The Minister for Health, Dr Osagie Ehanire, on Tuesday, assured that Nigeria would not be found wanting anytime a potent vaccine is eventually developed as a solution to COVID-19.
Dr Ehanire gave the assurance in Abuja while speaking at a two-day multisectoral Conference on the COVID-19 with the theme: ‘Building Back Better, with Resilience
The Minister, who was represented by the Minister of State, Dr. Olorunnimbe Mamora hinted that there were arrangements already by the Federal Ministry of Health to ensure that Nigerians get the vaccine immediately it comes out.
He said, “just last week, we signed a Memorandum of Understanding to ensure that when the vaccines, wherever they come from – that has been established to be effective for COVID-19, we will not be left behind.”
He said there is a need to prioritise health if any gains are to be made in the sector.
According to, “we must prioritise and the first thing we need to prioritise is the issue of health. I have always held the view that we need a nationally shared vision and in that vision, we take it as health comes first. And if we appreciate that, the allocation in terms of budget for health will be much more than what it is at the moment.
“The next thing is giving priority to primary healthcare. When we are told in medical school is that ‘common things occur commonly’. And that is why malaria remains one of the biggest killers because it is something that is common and it is with us.

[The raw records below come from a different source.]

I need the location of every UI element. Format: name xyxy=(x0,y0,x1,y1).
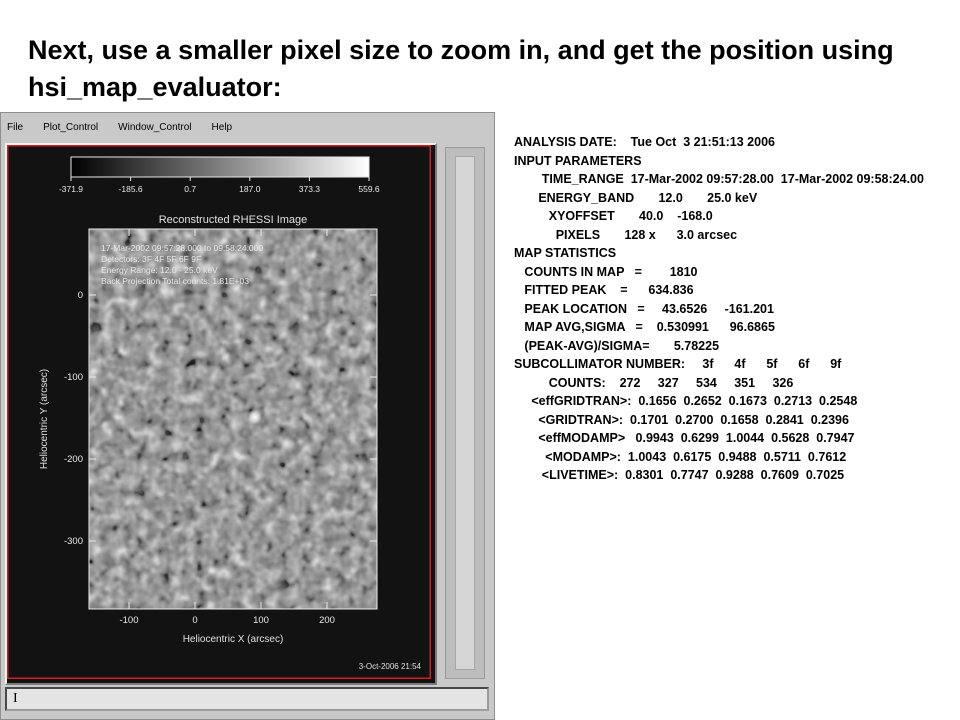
colorbar-tick-label: 0.7 xyxy=(184,184,196,194)
rhessi-image-plot: -371.9 -185.6 0.7 187.0 373.3 559.6 Reconstru… xyxy=(7,145,431,679)
colorbar-tick-label: -185.6 xyxy=(119,184,143,194)
menu-file[interactable]: File xyxy=(5,122,25,133)
date-stamp: 3-Oct-2006 21:54 xyxy=(359,662,422,671)
stats-line: ENERGY_BAND 12.0 25.0 keV xyxy=(514,190,758,205)
y-tick-label: 0 xyxy=(78,290,83,301)
stats-line: SUBCOLLIMATOR NUMBER: 3f 4f 5f 6f 9f xyxy=(514,357,842,371)
stats-line: TIME_RANGE 17-Mar-2002 09:57:28.00 17-Ma… xyxy=(514,172,924,186)
stats-line: (PEAK-AVG)/SIGMA= 5.78225 xyxy=(514,338,720,353)
stats-line: INPUT PARAMETERS xyxy=(514,153,642,168)
y-tick-label: -200 xyxy=(64,454,83,465)
plot-frame: -371.9 -185.6 0.7 187.0 373.3 559.6 Reconstru… xyxy=(5,143,437,685)
y-tick-label: -300 xyxy=(64,536,83,547)
colorbar-tick-label: -371.9 xyxy=(59,184,83,194)
stats-line: MAP STATISTICS xyxy=(514,246,617,260)
stats-line: ANALYSIS DATE: Tue Oct 3 21:51:13 2006 xyxy=(514,135,775,149)
y-axis-label: Heliocentric Y (arcsec) xyxy=(39,369,50,469)
scrollbar-track[interactable] xyxy=(455,156,475,670)
menu-help[interactable]: Help xyxy=(210,122,235,133)
stats-line: <effMODAMP> 0.9943 0.6299 1.0044 0.5628 … xyxy=(514,431,855,445)
annotation-method: Back Projection Total counts: 1.81E+03 xyxy=(101,276,249,286)
menu-bar: File Plot_Control Window_Control Help xyxy=(5,116,250,138)
colorbar-tick-label: 373.3 xyxy=(299,184,321,194)
plot-title: Reconstructed RHESSI Image xyxy=(159,214,308,226)
x-axis-label: Heliocentric X (arcsec) xyxy=(183,634,284,645)
stats-line: XYOFFSET 40.0 -168.0 xyxy=(514,209,713,223)
x-tick-label: 200 xyxy=(319,615,335,626)
menu-plot-control[interactable]: Plot_Control xyxy=(41,122,100,133)
stats-line: FITTED PEAK = 634.836 xyxy=(514,283,694,297)
vertical-scrollbar[interactable] xyxy=(445,147,485,679)
command-input[interactable]: I xyxy=(5,687,489,711)
x-tick-label: 100 xyxy=(253,615,269,626)
annotation-time: 17-Mar-2002 09:57:28.000 to 09:58:24.000 xyxy=(101,243,263,253)
stats-line: COUNTS: 272 327 534 351 326 xyxy=(514,375,794,390)
stats-line: MAP AVG,SIGMA = 0.530991 96.6865 xyxy=(514,320,775,334)
slide-title: Next, use a smaller pixel size to zoom i… xyxy=(28,35,894,102)
menu-window-control[interactable]: Window_Control xyxy=(116,122,193,133)
peak-source xyxy=(248,409,262,425)
stats-line: PIXELS 128 x 3.0 arcsec xyxy=(514,227,738,242)
stats-line: <LIVETIME>: 0.8301 0.7747 0.9288 0.7609 … xyxy=(514,468,845,482)
colorbar xyxy=(71,157,369,177)
y-tick-label: -100 xyxy=(64,372,83,383)
annotation-detectors: Detectors: 3F 4F 5F 6F 9F xyxy=(101,254,201,264)
x-tick-label: 0 xyxy=(192,615,197,626)
map-image xyxy=(89,229,377,609)
idl-plot-window: File Plot_Control Window_Control Help -3… xyxy=(0,112,495,720)
stats-line: <GRIDTRAN>: 0.1701 0.2700 0.1658 0.2841 … xyxy=(514,412,849,427)
colorbar-tick-label: 559.6 xyxy=(358,184,380,194)
stats-line: PEAK LOCATION = 43.6526 -161.201 xyxy=(514,301,774,316)
colorbar-tick-label: 187.0 xyxy=(239,184,261,194)
annotation-energy: Energy Range: 12.0 - 25.0 keV xyxy=(101,265,218,275)
stats-line: COUNTS IN MAP = 1810 xyxy=(514,264,698,279)
x-tick-label: -100 xyxy=(119,615,138,626)
map-evaluator-output: ANALYSIS DATE: Tue Oct 3 21:51:13 2006 IN… xyxy=(514,133,924,485)
stats-line: <effGRIDTRAN>: 0.1656 0.2652 0.1673 0.27… xyxy=(514,394,858,408)
stats-line: <MODAMP>: 1.0043 0.6175 0.9488 0.5711 0.… xyxy=(514,449,847,464)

“The figures that we have in infant mortality, in maternal mortality, a lot of the issues related can be handled at the primary care level if we have functional primary health centres where all the basic services can be rendered and where all basic services in terms of infrastructure are available – water, electricity supply.
“That is why the ministry has designed a prototype structure of primary health centre. We are working towards having functional primary health centres that all the basic services will be available, from immunization to ante-natal care, to WASH program, health education.”
The Speaker of the House of Representatives, Femi Gbajabiola, who was represented by the Deputy Speaker, Idris Wase said that the emergence of the pandemic was sudden in the country and the entire globe.
According to him, “the emergence of COVID-19 on our shores and across the world may very well be the most significant global development of all our lifetime. Across the world, economic and commercial projections, social expectations, and political permutations have all fallen to the reality of a disease that nobody foresaw and none of us were prepared for.
“This conference provides an opportunity for those of us in parliament to further deliberate on the individual and collective role we can and must play in the conversations about nation-building in the post-COVID-19 world. Following from that, it is also an opportunity for us to guard ourselves and each other in preparation for the hard choices and difficult bargains that are the price of nation-building in a time of global crises. I am confident that together we will achieve all that the Nigerian people expect of us.”
Dr. Muyi Aina, Executive Director, Solina Health, who was the keynote speaker noted that the pandemic had brought new challenges.
He said “for a country like ours, the COVID-19 pandemic has triggered security challenges and political upheavals. I think everybody anticipated the economic impact, but government across the world are losing credibility and popularity with their population, just based on the perceived way they manage the pandemic. The recent elections in the US probably might have had a different outcome if COVID-19 was not in the mix.
“Our own experience over the last several weeks underlined this fact. We know that pandemic put social cohesion and state security at risk and we did have recent widespread unrest across several states in the country. Whether you link that to the #EndSARS protests or you link to people trying to access COVID-19 palliatives stores, the truth is that it was all a culmination of pent-up frustration in the population that were just pumping and didn’t know what to do with themselves. That’s is a signal to us.”
The conference, meant for legislators from the national and state levels, is to bolster an enhanced home-grown legislative mechanism for building back the post-pandemic Nigeria.